Não há a menor duvida que Halloween, A Noite do Terror (1978), de John Carpenter, é o maior e melhor exemplar do gênero Slasher, até porque ele foi o primeiro a introduzir as regras que hoje são obrigatórias no gênero: Não faça sexo; não use drogas; nunca diga “Eu voltarei”, entre outras, sendo a principal, a figura do assassino mascarado que não morre.

Pois bem, eis que dois anos depois, outro filme se tornaria um clássico do gênero: SEXTA-FEIRA 13, dirigido por Sean S. Cunningham, e responsável por apresentar um novo ícone do terror: Jason Voorhees, o assassino de Crystal Lake.
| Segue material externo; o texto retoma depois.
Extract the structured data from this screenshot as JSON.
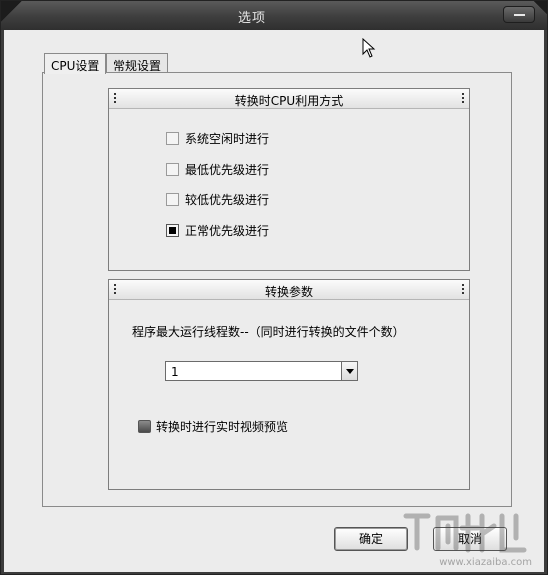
{
  "window": {
    "title": "选项"
  },
  "tabs": [
    {
      "label": "CPU设置",
      "active": true
    },
    {
      "label": "常规设置",
      "active": false
    }
  ],
  "cpu_group": {
    "title": "转换时CPU利用方式",
    "options": [
      {
        "label": "系统空闲时进行",
        "selected": false
      },
      {
        "label": "最低优先级进行",
        "selected": false
      },
      {
        "label": "较低优先级进行",
        "selected": false
      },
      {
        "label": "正常优先级进行",
        "selected": true
      }
    ]
  },
  "param_group": {
    "title": "转换参数",
    "thread_label": "程序最大运行线程数--（同时进行转换的文件个数）",
    "thread_value": "1",
    "preview_label": "转换时进行实时视频预览",
    "preview_checked": false
  },
  "buttons": {
    "ok": "确定",
    "cancel": "取消"
  },
  "watermark": {
    "text": "www.xiazaiba.com"
  },
  "colors": {
    "titlebar": "#3e3e3e",
    "client": "#ececec"
  }
}
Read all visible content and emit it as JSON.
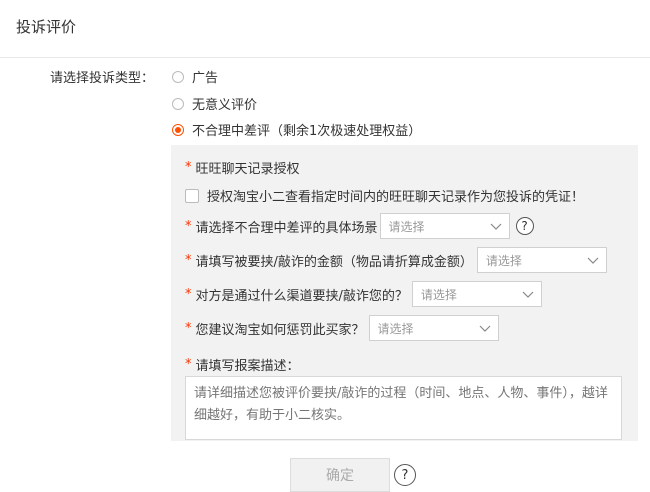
{
  "page": {
    "title": "投诉评价"
  },
  "complaint_type": {
    "label": "请选择投诉类型：",
    "options": [
      {
        "label": "广告",
        "checked": false
      },
      {
        "label": "无意义评价",
        "checked": false
      },
      {
        "label": "不合理中差评（剩余1次极速处理权益）",
        "checked": true
      }
    ]
  },
  "form": {
    "wangwang": {
      "required_mark": "*",
      "label": "旺旺聊天记录授权",
      "checkbox_label": "授权淘宝小二查看指定时间内的旺旺聊天记录作为您投诉的凭证！"
    },
    "scene": {
      "required_mark": "*",
      "label": "请选择不合理中差评的具体场景",
      "placeholder": "请选择",
      "help": "?"
    },
    "amount": {
      "required_mark": "*",
      "label": "请填写被要挟/敲诈的金额（物品请折算成金额）",
      "placeholder": "请选择"
    },
    "channel": {
      "required_mark": "*",
      "label": "对方是通过什么渠道要挟/敲诈您的？",
      "placeholder": "请选择"
    },
    "punish": {
      "required_mark": "*",
      "label": "您建议淘宝如何惩罚此买家？",
      "placeholder": "请选择"
    },
    "description": {
      "required_mark": "*",
      "label": "请填写报案描述：",
      "placeholder": "请详细描述您被评价要挟/敲诈的过程（时间、地点、人物、事件），越详细越好，有助于小二核实。"
    }
  },
  "footer": {
    "confirm_label": "确定",
    "help": "?"
  }
}
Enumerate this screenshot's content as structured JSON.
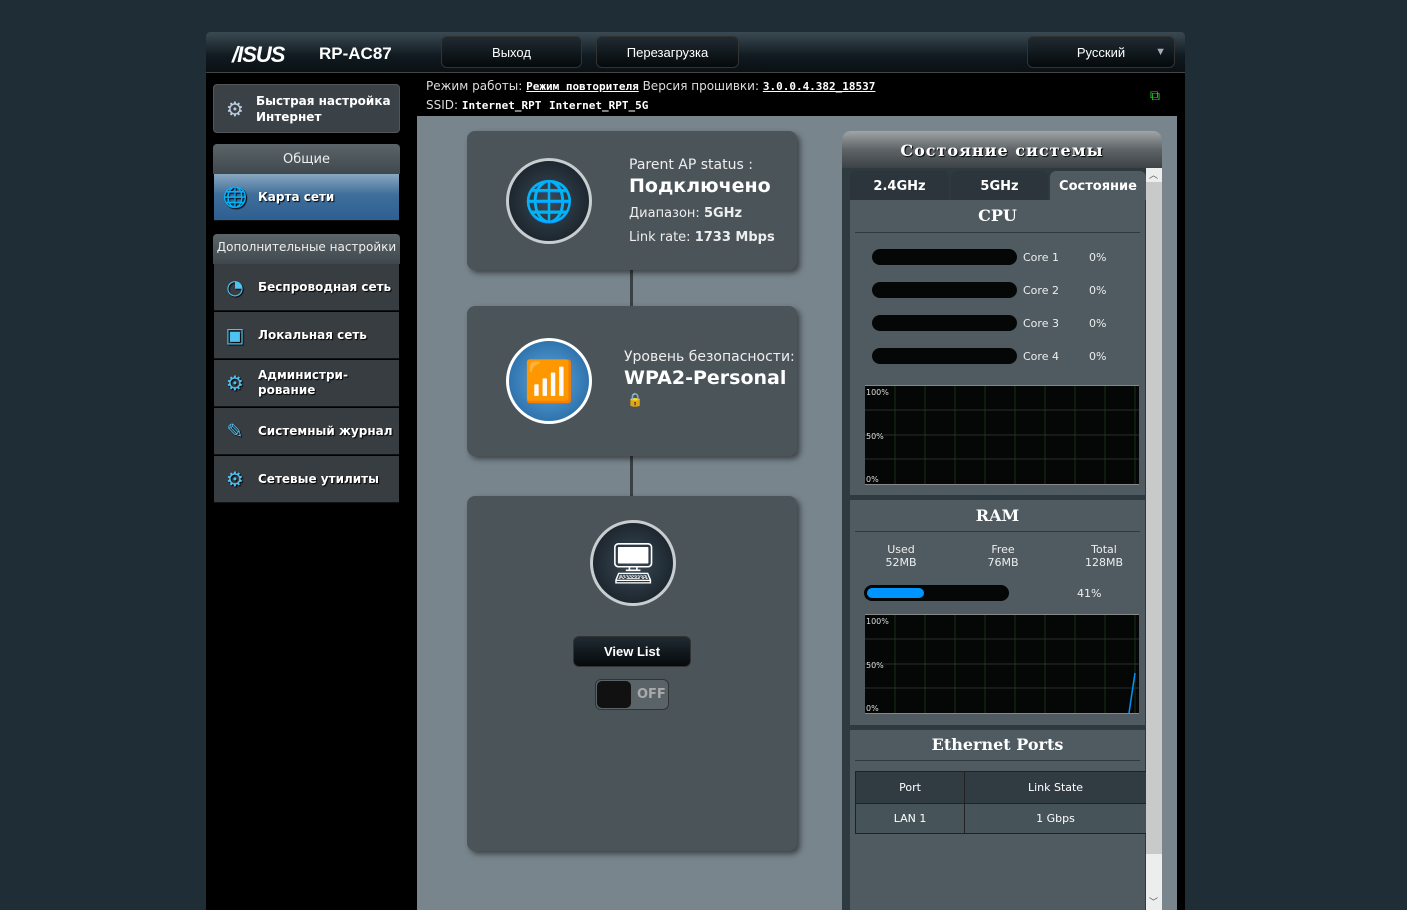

Mas, vamos com calma. Na verdade, o personagem só daria as caras de fato no filme seguinte, lançado um ano depois. Aqui, o assassino é outra pessoa. Mas, vamos por partes.

A ideia para o projeto partiu do diretor Sean S. Cunningham, que até então, era diretor de filmes infantis e de esporte, que não foram bem de bilheteria; além disso, Cunningham também o produtor do ultra-violento Aniversário Macabro (1972), filme de estreia do saudoso Wes Craven. Como seus trabalhos anteriores não deram retorno nas bilheterias, o diretor resolveu investir em outro gênero, então optou por fazer um filme de terror. E o filme que o inspirou foi justamente do filme de John Carpenter.

Na verdade, conforme o diretor conta, ele não tinha nem ideia de como fazer um filme de terror, mas mesmo assim, pediu para que a Variety publicasse um anuncio que dizia: “Friday the 13th, The Most Horrifying Film Ever Made!”, sendo que a única coisa que era de fato concreta era o título, novamente inspirado na ideia de uma data comemorativa, a exemplo de Halloween. O próximo a embarcar foi o roteirista Victor Miller, que já trabalhara com o diretor anteriormente. Miller foi ao cinema assistir ao filme de Carpenter, e de lá já descobriu as “regras” para se montar um filme do gênero Slasher.

As demais historias de bastidores se divergem. Uma delas diz que o diretor tinha contato com membros da Máfia de Chicago, que o ajudaram a conseguir dinheiro para o filme; outra fala que o diretor teve a ideia para o filme após assistir ao filme Banho de Sangue (1971), do Maestro Mario Bava, que foi exibido em uma sessão dupla com Aniversário Macabro, com o bizarro título de Last House on the Left II, sendo que foi lançado um ano antes do filme de Wes Craven. Na verdade, existem fãs do gênero que dizem que Sexta-Feira 13 é idêntico ao filme de Bava. Eu pessoalmente não acho. Acredito, sim, que Cunningham deva ter se inspirado no filme de Bava, mas não tinha a intenção de copiá-lo quadro a quadro.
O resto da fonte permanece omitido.